D'abord la renégociation de l'accord national et de réconciliation de l'année passée. C'était un document de cessez-le-feu, signé pendant la guerre et dont l'architecture est très mauvaise. Il doit être renégocié de fond en comble pour que le Kenya ne sombre pas dans davantage de chaos. Ensuite, il y a la crise de la faim. Tant qu'elle n'est pas résolue, nous ne devrions pas rédiger la nouvelle Constitution, qui n'est pas un document de plus, mais un processus dans lequel toute la nation doit s'engager, avec des critères de gouvernance et de reddition de comptes de la part de ceux qui nous gouvernent.
Actuellement, il y a tellement de tensions que ce n'est pas le moment de rédiger une Constitution. Nous devons d'abord réfléchir à des réformes en profondeur, à commencer par le problème de la faim. Les politiciens manipulent les gens qui ont faim : ils leur donnent un peu à manger et continuent à les opprimer. Nous disons : « Pas de unga (la céréales qui constitue l'alimentation de base), pas de Constitution. » La majorité des pauvres a très faim, on ne peut pas écrire un texte fondamental dans ces conditions.

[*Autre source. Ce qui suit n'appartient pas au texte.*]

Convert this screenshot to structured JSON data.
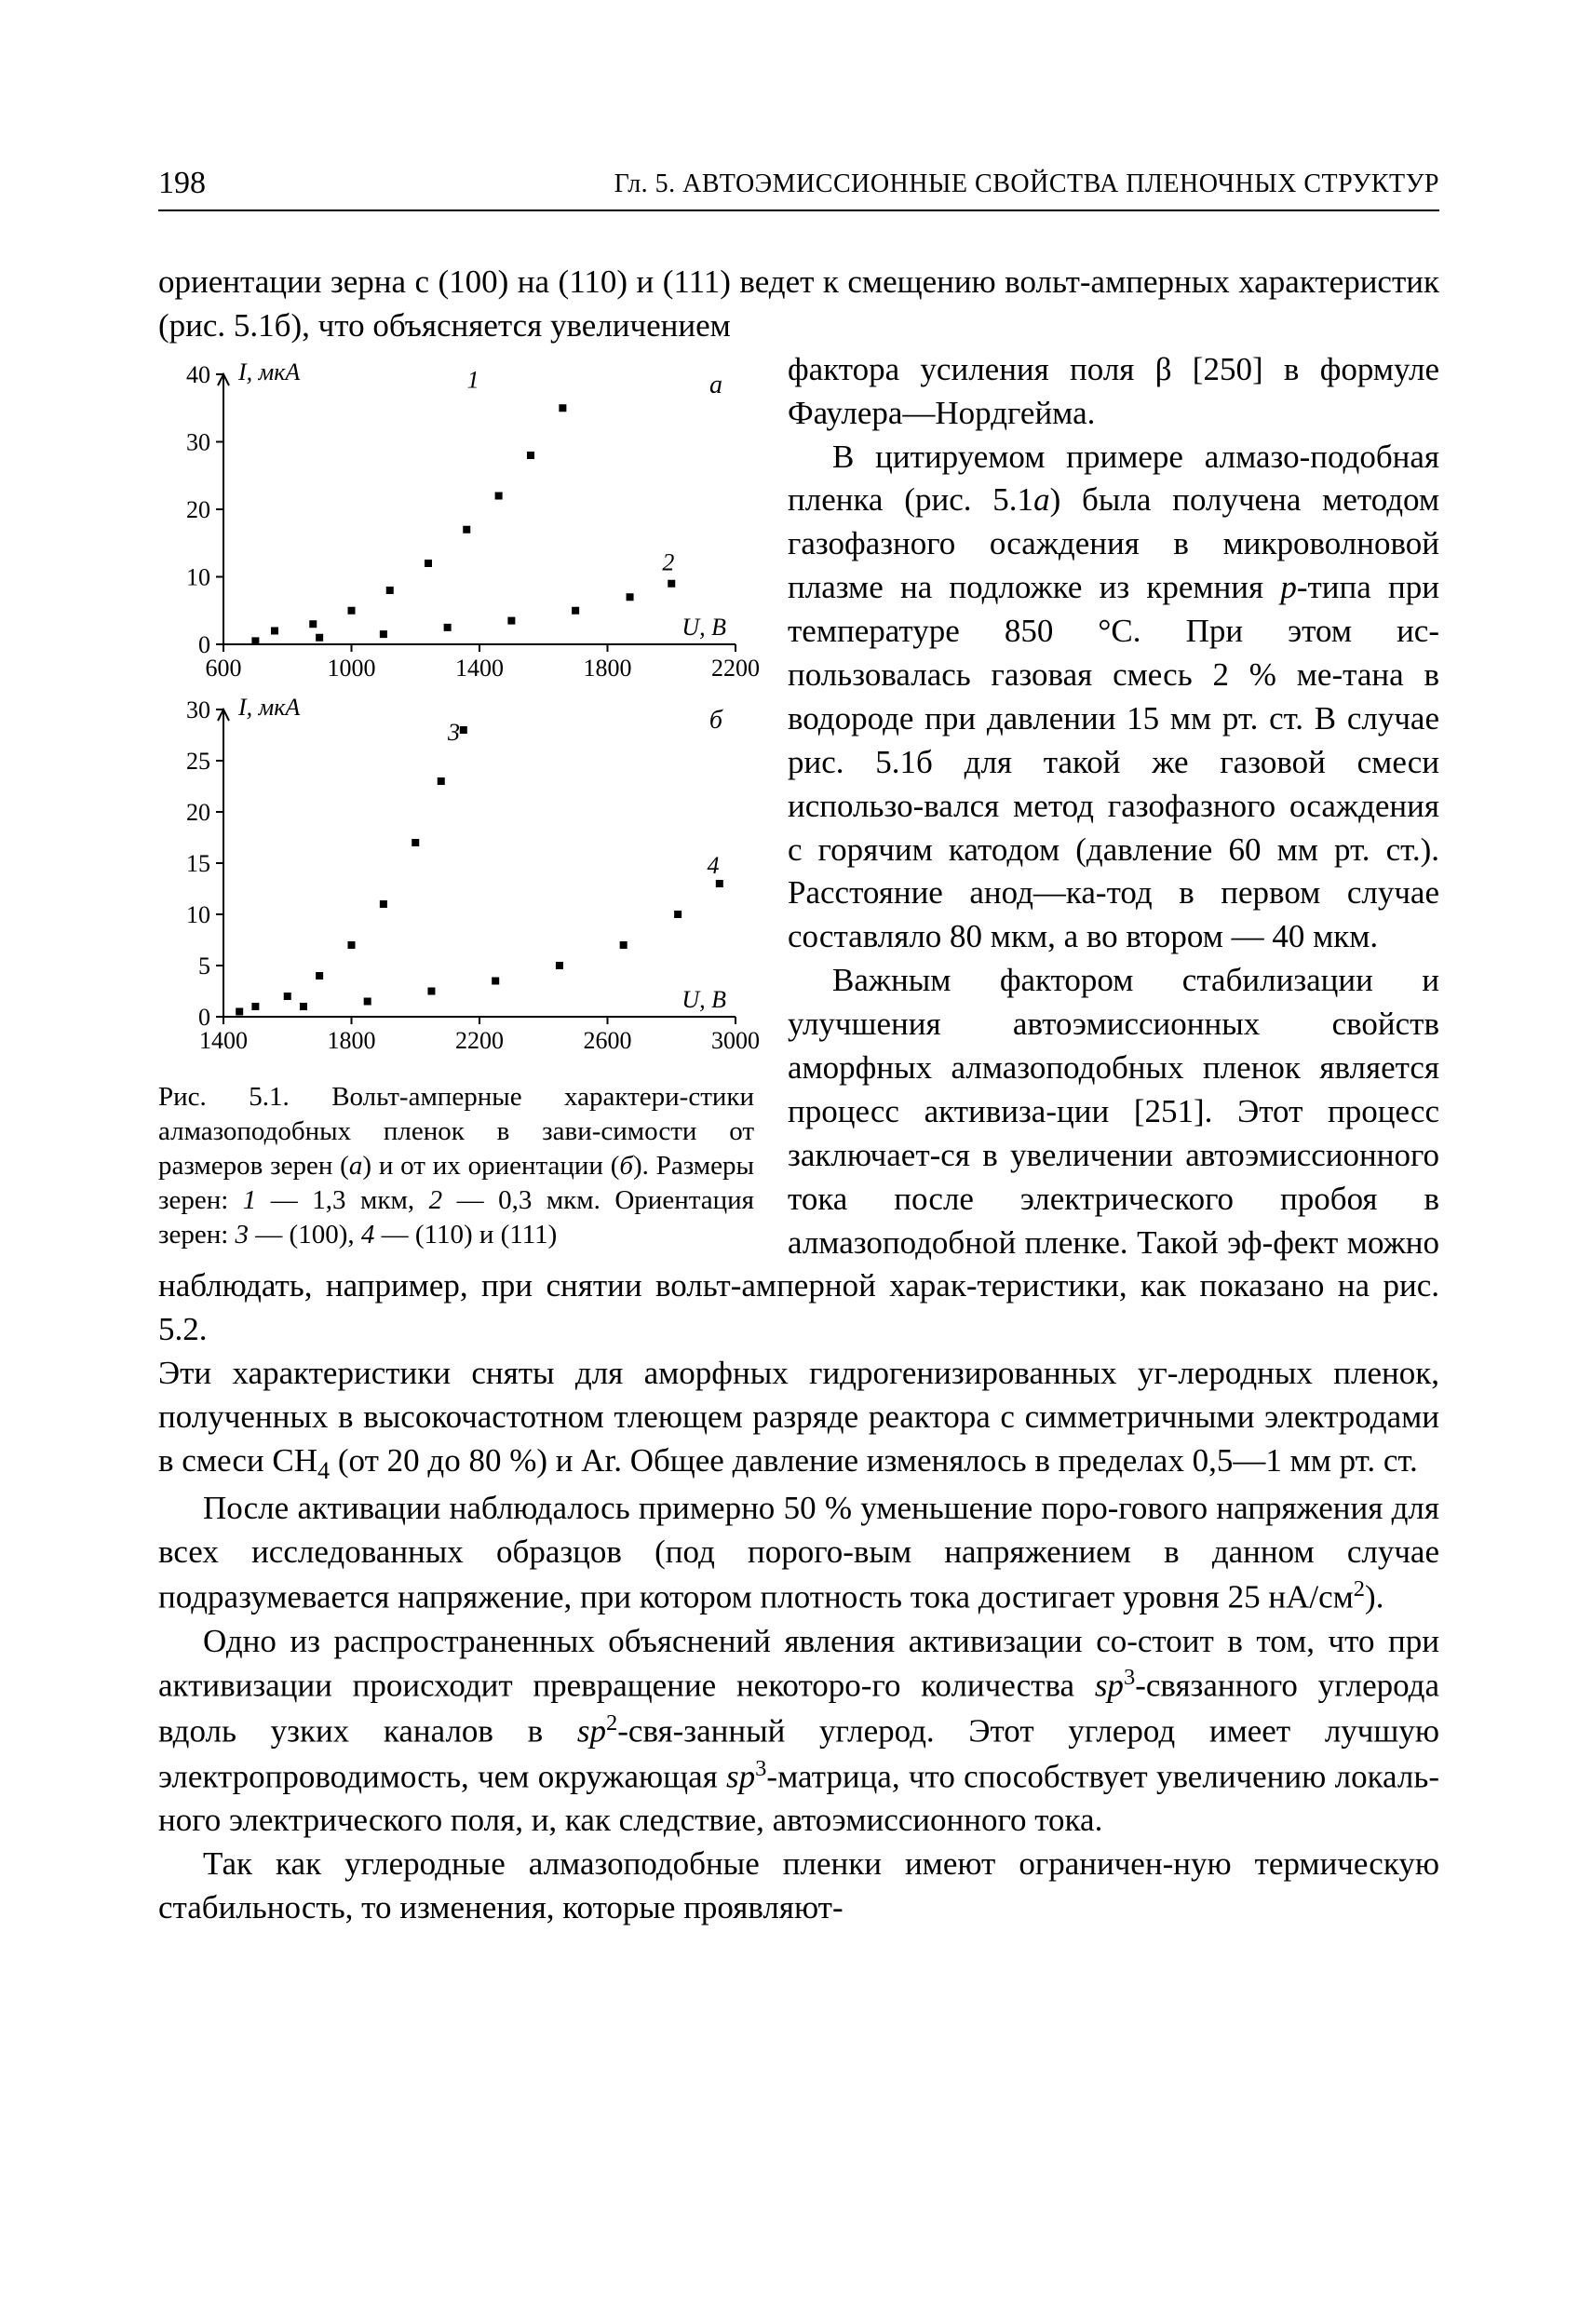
{
  "page_number": "198",
  "running_head": "Гл. 5. АВТОЭМИССИОННЫЕ СВОЙСТВА ПЛЕНОЧНЫХ СТРУКТУР",
  "top_para": "ориентации зерна с (100) на (110) и (111) ведет к смещению вольт-амперных характеристик (рис. 5.1б), что объясняется увеличением",
  "right_col": {
    "p1a": "фактора усиления поля β [250] в формуле Фаулера—Нордгейма.",
    "p1b_pre": "В цитируемом примере алмазо-подобная пленка (рис. 5.1",
    "p1b_post": ") была получена методом газофазного осаждения в микроволновой плазме на подложке из кремния ",
    "p1b_tail": "-типа при температуре 850 °C. При этом ис-пользовалась газовая смесь 2 % ме-тана в водороде при давлении 15 мм рт. ст. В случае рис. 5.1б для такой же газовой смеси использо-вался метод газофазного осаждения с горячим катодом (давление 60 мм рт. ст.). Расстояние анод—ка-тод в первом случае составляло 80 мкм, а во втором — 40 мкм.",
    "p2": "Важным фактором стабилизации и улучшения автоэмиссионных свойств аморфных алмазоподобных пленок является процесс активиза-ции [251]. Этот процесс заключает-ся в увеличении автоэмиссионного тока после электрического пробоя в алмазоподобной пленке. Такой эф-фект можно наблюдать, например, при снятии вольт-амперной харак-теристики, как показано на рис. 5.2."
  },
  "full_width": {
    "p3_pre": "Эти характеристики сняты для аморфных гидрогенизированных уг-леродных пленок, полученных в высокочастотном тлеющем разряде реактора с симметричными электродами в смеси CH",
    "p3_post": " (от 20 до 80 %) и Ar. Общее давление изменялось в пределах 0,5—1 мм рт. ст.",
    "p4_pre": "После активации наблюдалось примерно 50 % уменьшение поро-гового напряжения для всех исследованных образцов (под порого-вым напряжением в данном случае подразумевается напряжение, при котором плотность тока достигает уровня 25 нА/см",
    "p4_post": ").",
    "p5_a": "Одно из распространенных объяснений явления активизации со-стоит в том, что при активизации происходит превращение некоторо-го количества ",
    "p5_b": "-связанного углерода вдоль узких каналов в ",
    "p5_c": "-свя-занный углерод. Этот углерод имеет лучшую электропроводимость, чем окружающая ",
    "p5_d": "-матрица, что способствует увеличению локаль-ного электрического поля, и, как следствие, автоэмиссионного тока.",
    "p6": "Так как углеродные алмазоподобные пленки имеют ограничен-ную термическую стабильность, то изменения, которые проявляют-"
  },
  "figure": {
    "caption_pre": "Рис. 5.1. Вольт-амперные характери-стики алмазоподобных пленок в зави-симости от размеров зерен (",
    "caption_mid1": ") и от их ориентации (",
    "caption_mid2": "). Размеры зерен: ",
    "caption_s1": " — 1,3 мкм, ",
    "caption_s2": " — 0,3 мкм. Ориентация зерен: ",
    "caption_s3": " — (100), ",
    "caption_s4": " — (110) и (111)",
    "chart_a": {
      "type": "scatter",
      "panel_label": "а",
      "y_label": "I, мкА",
      "x_label": "U, В",
      "xlim": [
        600,
        2200
      ],
      "ylim": [
        0,
        40
      ],
      "xticks": [
        600,
        1000,
        1400,
        1800,
        2200
      ],
      "yticks": [
        0,
        10,
        20,
        30,
        40
      ],
      "series": [
        {
          "label": "1",
          "points": [
            [
              760,
              2
            ],
            [
              880,
              3
            ],
            [
              1000,
              5
            ],
            [
              1120,
              8
            ],
            [
              1240,
              12
            ],
            [
              1360,
              17
            ],
            [
              1460,
              22
            ],
            [
              1560,
              28
            ],
            [
              1660,
              35
            ]
          ]
        },
        {
          "label": "2",
          "points": [
            [
              700,
              0.5
            ],
            [
              900,
              1
            ],
            [
              1100,
              1.5
            ],
            [
              1300,
              2.5
            ],
            [
              1500,
              3.5
            ],
            [
              1700,
              5
            ],
            [
              1870,
              7
            ],
            [
              2000,
              9
            ]
          ]
        }
      ],
      "series_label_pos": {
        "1": [
          1380,
          38
        ],
        "2": [
          1990,
          11
        ]
      },
      "point_color": "#000000",
      "axis_color": "#000000",
      "bg": "#ffffff",
      "marker": "square",
      "marker_size": 8,
      "axis_width": 2,
      "label_fontsize": 26
    },
    "chart_b": {
      "type": "scatter",
      "panel_label": "б",
      "y_label": "I, мкА",
      "x_label": "U, В",
      "xlim": [
        1400,
        3000
      ],
      "ylim": [
        0,
        30
      ],
      "xticks": [
        1400,
        1800,
        2200,
        2600,
        3000
      ],
      "yticks": [
        0,
        5,
        10,
        15,
        20,
        25,
        30
      ],
      "series": [
        {
          "label": "3",
          "points": [
            [
              1500,
              1
            ],
            [
              1600,
              2
            ],
            [
              1700,
              4
            ],
            [
              1800,
              7
            ],
            [
              1900,
              11
            ],
            [
              2000,
              17
            ],
            [
              2080,
              23
            ],
            [
              2150,
              28
            ]
          ]
        },
        {
          "label": "4",
          "points": [
            [
              1450,
              0.5
            ],
            [
              1650,
              1
            ],
            [
              1850,
              1.5
            ],
            [
              2050,
              2.5
            ],
            [
              2250,
              3.5
            ],
            [
              2450,
              5
            ],
            [
              2650,
              7
            ],
            [
              2820,
              10
            ],
            [
              2950,
              13
            ]
          ]
        }
      ],
      "series_label_pos": {
        "3": [
          2120,
          27
        ],
        "4": [
          2930,
          14
        ]
      },
      "point_color": "#000000",
      "axis_color": "#000000",
      "bg": "#ffffff",
      "marker": "square",
      "marker_size": 8,
      "axis_width": 2,
      "label_fontsize": 26
    }
  }
}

Quelles sont vos autres revendications ?
Les élections. Elles ne sont plus du tout à l'ordre du jour parce que les Kényans ont eu trois élections générales, mais ils sont toujours divisés selon des clivages tribaux. Le chaos perdure et les déplacés intérieurs n'ont pas pu retourner chez eux.
Ensuite, il y a l'insécurité. Elle est toujours inacceptable. Mais le Président, qui est le commandant en chef, a refusé d'exercer le pouvoir que lui confère la Constitution. A cause de cette vacance, différents groupes et les « vigilantes » continuent à commettre des crimes et la police de s'adonner à des exécutions extrajudiciaires. Et le pays est menacé : par les pirates qui sévissent dans l'Océan indien, par la Somalie au Nord, et par l'Ouganda, qui pourrait nous envahir à tout moment, à l'Ouest. Nous devons mettre sur pied un appareil sécuritaire important pour désarmer les gangs.
Finalement, il y a la réforme du pays. Nous avons perdu confiance dans les institutions de gouvernance et dans la démocratie. Nous ne croyons plus au parlement, au gouvernement et au pouvoir judiciaire. Les deux leaders doivent résoudre ce problème de confiance et mettre en place une commission électorale pour superviser les élections.
Ces cinq questions sont essentielles. Le Kenya a été fortement tribalisé par les deux chefs. Ils n'ont rien fait pour panser les plaies de la nation, alors qu'ils sont responsables de la réconciliation. Ils doivent détribaliser le pays.